ZFS ARC usage spike causing kernel to invoke oom-killer

I think i should start following each post @winnielinnie makes and post this under them

2 Likes

It just gets weirder and weirder.

We are talking about short lived peaks in memory usage, right?

One could … gasp … use swap for that.

The decision to run a server system without at least the order of magnitude of physical memory as swap space is something I will never understand.

Back in the days when servers had 256 Megabytes of memory we used to have 4x mem as swap. Then 2x, now I provision new servers with 1x or .5x the physical memory reserved for swap. But never without. My customers would roast me if their database was killed because Elasticsearch decides to grab 32 Gigabytes by default.

Have swap space. Monitor usage. Alarm an operator if necessary.

3 Likes

A system on the same kernel version (just newer official patches) and same zfs version as 25.10 release of truenas, with 1.5x total size of ram in form of swap (half of it being zram and another — a block device), GASP had a compiler process get killed just today. In a later attempt, the system instead slowed down to a crawl. Unfortunately, neither of these was really about “short lived peaks”.
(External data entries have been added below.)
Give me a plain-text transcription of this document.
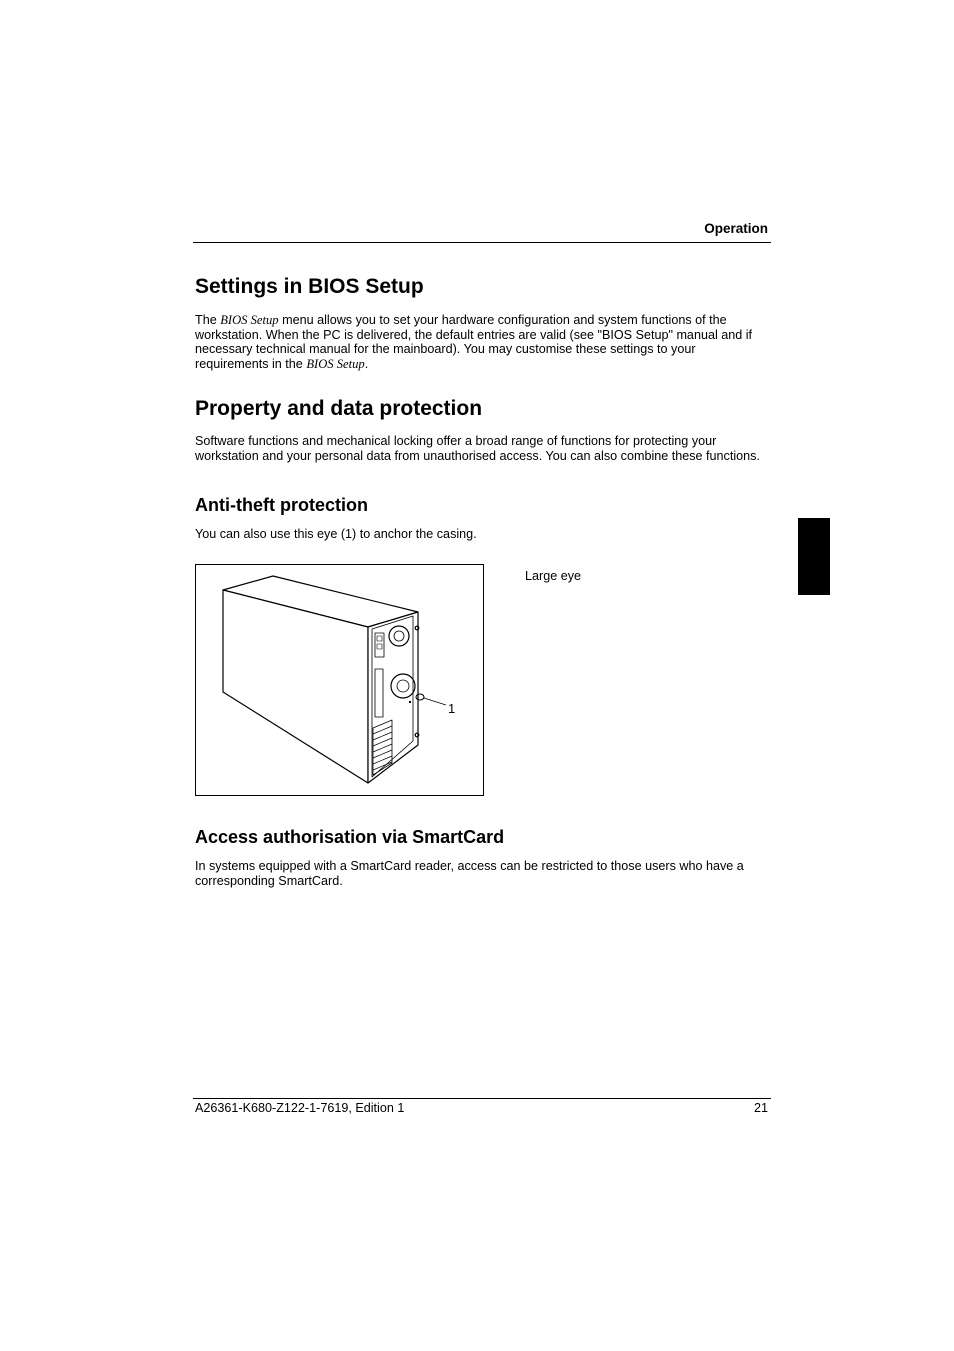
Operation
Settings in BIOS Setup

The BIOS Setup menu allows you to set your hardware configuration and system functions of the workstation. When the PC is delivered, the default entries are valid (see "BIOS Setup" manual and if necessary technical manual for the mainboard). You may customise these settings to your requirements in the BIOS Setup.

Property and data protection

Software functions and mechanical locking offer a broad range of functions for protecting your workstation and your personal data from unauthorised access. You can also combine these functions.

Anti-theft protection

You can also use this eye (1) to anchor the casing.

1
Large eye
Access authorisation via SmartCard

In systems equipped with a SmartCard reader, access can be restricted to those users who have a corresponding SmartCard.

A26361-K680-Z122-1-7619, Edition 1	21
Restoring the max arc size limit (at half the ram), which I have removed for the purposes of testing this behavior, restored adequate functionality and system was able to fly through the same build without a hitch.

Before dismissing such a case as “probably something obscure or not recommended that the user is doing”, please note that I don’t have a terrible mismatch in system performance and storage capacity and try to stay away from the suggested limits to configuration, such as overfilling the pool capacity, and the distro uses defaults for most (including zfs) packages.

That said, I suppose it’s also important to point out at least this PR, which made it’s way into 2.4.0 RCs, and 2.3.4 release, and might get backported into 2.2.x branch, so this will likely still be a problem with <2.3.0 (meaning 25.04 and earlier versions) unless patched by truenas.

Granted, if this is not the only issue (as my experience above would suggest), then 2.3.4+ should at least have a decreased likelihood, statistically speaking, to encounter such a problem.

With all due respect to both zfs and truenas, this is far from the first time I saw this behavior, as I’ve been periodically testing for it (on both truenas and other systems), in the exact same wish to remove the crude manual limitation, but each time the tests meet same fate.

1 Like

Not sure what do do now personally… I’m running into similar OOM erros myself since I started using the immich docker stack on TrueNAS SCALE 25.04.2.6 together with iGPU HW transcoding (Intel Quick Sync). The system has 64GB RAM and the Physical memory available graph in the TrueNAS WEB GUI never dips below 30GB…

2026 Jan 10 17:45:28 nas Process 384394 (immich) of user X dumped core.

The immich container enters a crash loop (OOM kill) every 3 minutes in my case. Looks like exactly the issue described in this thread.

I’m considering adding a swap file but according to @kris this may cause more system instability than it solves?

Would you be willing to try TrueNAS Scale 25.10? I remember reading that 25.10 tweaks how memory is managed. I haven’t had any RAM issues since upgrading to that version (but that could also be attributed to my increase to 128 GB RAM).

I may have to try that. I disabled HW transcoding (Intel Quick Sync) in immich but that didn’t fix it. I also separately tried limiting the zfs_arc_max to 32GB and 14GB and adding resource limits/reservations in my docker compose file to no avail. I tried limits as low as 4G and as high as 16G.

Unfortunately upgrading to 25.10.1 didn’t fix the OOM killing of immich for me. Tried with and without resource constraints in the docker compose stack and with HW transcoding (Intel Quick Sync) enabled.

I was probably on the wrong track and it seems my issue is immich specific and not related to memory usage.